4. Il résulte de tout ce qui précède, sans qu’il soit besoin de se prononcer sur les autres moyens de la requête, que M. A… B… est fondé à demander l’annulation de la décision qu’il attaque.
5. Il y a lieu, dans les circonstances de l’espèce, de mettre à la charge du Conseil national de l’ordre des chirurgiens-dentistes une somme de 3 000 euros à verser à M. A… B… au titre de l’article L. 761-1 du code de justice administrative. Ces mêmes dispositions font obstacle à ce qu’une somme soit mise à ce titre à la charge du conseil régional de Bourgogne-Franche-Comté et du conseil départemental de Saône-et-Loire du même ordre, qui ne sont pas partie à l’instance, et à la charge de M. A… B…, qui n’est pas la partie perdante.
D E C I D E :
--------------
Article 1er : La décision du 21 novembre 2024 du Conseil national de l’ordre des chirurgiens-dentistes est annulée.

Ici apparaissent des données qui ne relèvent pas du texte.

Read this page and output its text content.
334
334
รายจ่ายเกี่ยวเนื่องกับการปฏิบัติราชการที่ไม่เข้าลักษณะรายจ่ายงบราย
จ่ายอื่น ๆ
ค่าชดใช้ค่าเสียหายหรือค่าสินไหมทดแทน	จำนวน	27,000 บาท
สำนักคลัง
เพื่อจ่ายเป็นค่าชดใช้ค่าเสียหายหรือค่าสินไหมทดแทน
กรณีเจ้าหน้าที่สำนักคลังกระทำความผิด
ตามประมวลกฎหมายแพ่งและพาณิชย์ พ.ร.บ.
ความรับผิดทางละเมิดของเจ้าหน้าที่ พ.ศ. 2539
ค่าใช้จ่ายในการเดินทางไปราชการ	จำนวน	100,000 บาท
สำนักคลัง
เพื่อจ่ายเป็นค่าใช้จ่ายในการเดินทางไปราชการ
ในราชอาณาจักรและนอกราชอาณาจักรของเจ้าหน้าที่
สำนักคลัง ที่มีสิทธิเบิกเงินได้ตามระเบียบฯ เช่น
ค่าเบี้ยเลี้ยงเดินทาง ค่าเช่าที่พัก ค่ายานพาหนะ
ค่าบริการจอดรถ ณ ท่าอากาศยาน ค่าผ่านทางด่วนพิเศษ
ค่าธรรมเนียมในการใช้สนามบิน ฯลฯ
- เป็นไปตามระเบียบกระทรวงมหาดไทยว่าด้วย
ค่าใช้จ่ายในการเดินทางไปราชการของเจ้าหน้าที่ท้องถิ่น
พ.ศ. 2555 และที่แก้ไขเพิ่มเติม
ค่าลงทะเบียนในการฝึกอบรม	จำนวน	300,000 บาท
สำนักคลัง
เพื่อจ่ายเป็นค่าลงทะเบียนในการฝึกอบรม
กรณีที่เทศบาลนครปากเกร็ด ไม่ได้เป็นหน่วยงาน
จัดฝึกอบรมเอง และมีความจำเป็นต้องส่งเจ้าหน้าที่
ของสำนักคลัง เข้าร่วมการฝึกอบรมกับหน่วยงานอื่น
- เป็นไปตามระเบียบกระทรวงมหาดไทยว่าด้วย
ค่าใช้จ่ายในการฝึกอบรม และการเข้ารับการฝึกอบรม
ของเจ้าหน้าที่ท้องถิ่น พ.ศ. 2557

Article 2 : Le Conseil national de l’ordre des chirurgiens-dentistes versera à M. A… B… une somme de 3 000 euros au titre des dispositions de l’article L. 761-1 du code de justice administrative.
Article 3 : Le surplus des conclusions présentées par M. A… B… et les conclusions présentées par le Conseil national de l’ordre des chirurgiens-dentistes au titre des dispositions de l’article L. 761-1 du code de justice administrative sont rejetés.
Article 4 : La présente décision sera notifiée à M. C… A… B… et au Conseil national de l’ordre des chirurgiens-dentistes.
Copie en sera adressée au conseil régional de Bourgogne-Franche-Comté de l’ordre des chirurgiens-dentistes et au conseil départemental de Saône-et-Loire de l’ordre des chirurgiens-dentistes.